出来ることは増え、体力や知識だって増えているというのに、私は何故か同じ所で足踏みをしていた。
伸びた髪の毛が、いやに気になる。
私は変わっていないのに、わたしを模る姿形が勝手に変化していく気持ち悪さが腹の辺りを蠢いていた。
健康的な温度設定をされた風調は、流石は病院といったところか。滲む手汗をそのまま握り込んだ。
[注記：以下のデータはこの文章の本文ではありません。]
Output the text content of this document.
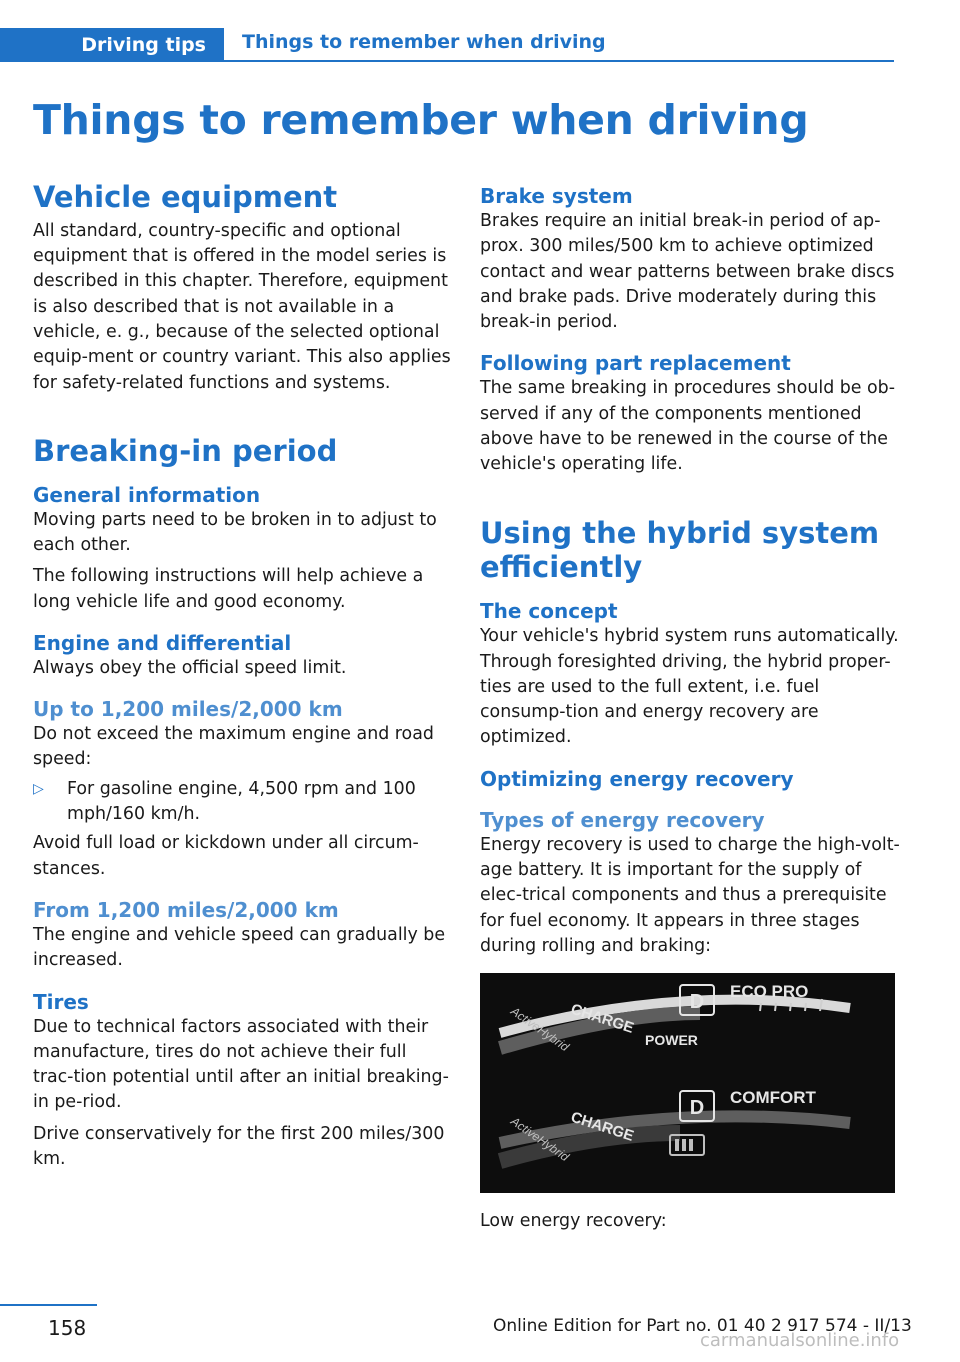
Driving tips Things to remember when driving
Things to remember when driving
Vehicle equipment

All standard, country-specific and optional equipment that is offered in the model series is described in this chapter. Therefore, equipment is also described that is not available in a vehicle, e. g., because of the selected optional equip-ment or country variant. This also applies for safety-related functions and systems.

Breaking-in period
General information

Moving parts need to be broken in to adjust to each other.

The following instructions will help achieve a long vehicle life and good economy.

Engine and differential

Always obey the official speed limit.

Up to 1,200 miles/2,000 km

Do not exceed the maximum engine and road speed:

▷	For gasoline engine, 4,500 rpm and 100 mph/160 km/h.

Avoid full load or kickdown under all circum-stances.

From 1,200 miles/2,000 km

The engine and vehicle speed can gradually be increased.

Tires

Due to technical factors associated with their manufacture, tires do not achieve their full trac-tion potential until after an initial breaking-in pe-riod.

Drive conservatively for the first 200 miles/300 km.

Brake system

Brakes require an initial break-in period of ap-prox. 300 miles/500 km to achieve optimized contact and wear patterns between brake discs and brake pads. Drive moderately during this break-in period.

Following part replacement

The same breaking in procedures should be ob-served if any of the components mentioned above have to be renewed in the course of the vehicle's operating life.

Using the hybrid system efficiently
The concept

Your vehicle's hybrid system runs automatically. Through foresighted driving, the hybrid proper-ties are used to the full extent, i.e. fuel consump-tion and energy recovery are optimized.

Optimizing energy recovery
Types of energy recovery

Energy recovery is used to charge the high-volt-age battery. It is important for the supply of elec-trical components and thus a prerequisite for fuel economy. It appears in three stages during rolling and braking:

D ECO PRO
POWER
CHARGE
ActiveHybrid
D COMFORT
CHARGE
ActiveHybrid

Low energy recovery:

158	Online Edition for Part no. 01 40 2 917 574 - II/13
carmanualsonline.info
「ありがとう」と笑う出久の、その頭に巻かれている白い包帯が目に入り、心臓が大きく一度だけ跳ねた。
声は、震えなかった。
「……大丈夫? もう、平気?」
「うん、平気だよ。……だから、そんな顔しないで」
「……え?」
緑色の目が、ぐらりと潤んだのを見届けて、折角隠したばかりの腕を持ち上げて、口角に微かに触った。……上がってない。
私、笑ってないのだろうか?
……笑って、ないのか。
自覚した瞬間、目が熱くなった。
鼻がつーんとして、フラッシュバックする光景。
震える手を握りしめてくれた出久が、下から私を覗き込んで、大丈夫だよ、と小さく小さく何度も何度も言い聞かせた。
ぽろりと溢れた涙と本音が止まらない。
「死ぬ、死ぬかと、……っ、出久が、目の前で死ぬかとおもった……!!」
「大丈夫だよ。僕は生きてる。ね?」
立場が逆だと、思う。
手を握りしめるのは私の役目のはずなのに、大丈夫だと言って手を握ってくれるのは出久。涙を流して、彼が生きていると実感するのは私。
ぐるぐると熱が脳味噌を回す。
傷だらけの、歪な指が私の涙を掬った。
優しい声が、耳に溶けてまた泣いた。
青い空。
雲一つないのに、一つの太陽がぽっかりと浮かぶ。
撫で心地のいい空気が頬に触れる。
夏だなあ。
緩む顔はだらしないのだと思うけれど、治りそうにもないからそのまま隣を歩く出久を見て、プレゼントがしまってある鞄に触れた。
喜んで、くれるかな。
「出久」
「なあに?」
「あのさ、」
──鈍い音。ブレーキの音。叫び声。
感触の悪い音が耳を撫で付ける。
続けようとした言葉は、塗り潰されて無くなった。
「……え?」
出久に突っ込んできた赤い車。目の前でそれを見ていることしかできない私達。
甲高い音が、鼓膜を揺さぶる。
高く跳ね上がる、私がよく知っている人物。
強烈な赤色が視界を襲う中で、魔女が見えた。
真っ黒な、燃え上がりそうな程の黒に身を包んだ、魔女が。
──なんで、二十二の夏でしょう? まだ、五年あるというのに。
跳ね上がって、大きく波打つ心臓とは裏腹に、血の気が引いて浅くなった呼吸を落ち着けようと、喉に添えた指先が冷たい。
「! デクくん!!」
「飯田、救急車呼べ」
「分かっている!」
「…………なんで、」
あの時十二番目の魔女に、なると決めたではないか。出久が死ぬという運命を変えるために。
震える身体は、どうやったら止まる?
この血は、どうやったら止まる?
私は、どうやったら十二番目の魔女になれる?
止まらない思考と分断された身体が、出久の近くへと近寄りその頬を触った。真っ赤な、燃え上がりそうな黒が指を染める。
じりじりと焼かれる冷たいままの指先が痛い。
「爆豪、落ち着け。おい、聞こえてるか?」
「……は、っ、」
「っくそ、爆豪電話出ろよ……!!!」
轟の声が聞こえたが、答える余裕がない。
跪いたせいで、スカートに血が染み込む。
掌が赤くなる。
出久が、死んでしまう。
じりじりと焦げ付く膝小僧を、熱を吸い込んだアスファルトが笑う。固く閉じられた彼の目蓋へと指を伸ばした時、強い力で肩を掴まれた。
「おい! 名前!!」
「爆豪、すまねえ。頼んだ」
「ぁ、は、」
「ちっ、舌噛むなよ」
揺れる。揺れる。
朦朧とする意識の中で、私は背負われていることを知った。そして、私を背負っているのは兄だということも。
兄の背中で揺られる私を、魔女が見つめていました。
覚悟が足りない、腑抜けた私を。
その、燃え上がる真っ黒な瞳で。
十七の夏。
いつまでもこの日常が続くと信じ込んでいたのは、私だった。平和ボケしているのも、私なのだと。
続かないことを知っていながら、逃げていた。ずっと、ずっと。
だから、伸ばした髪の毛を切った。
それは、甘い自分を切り捨てる第一歩なんだ。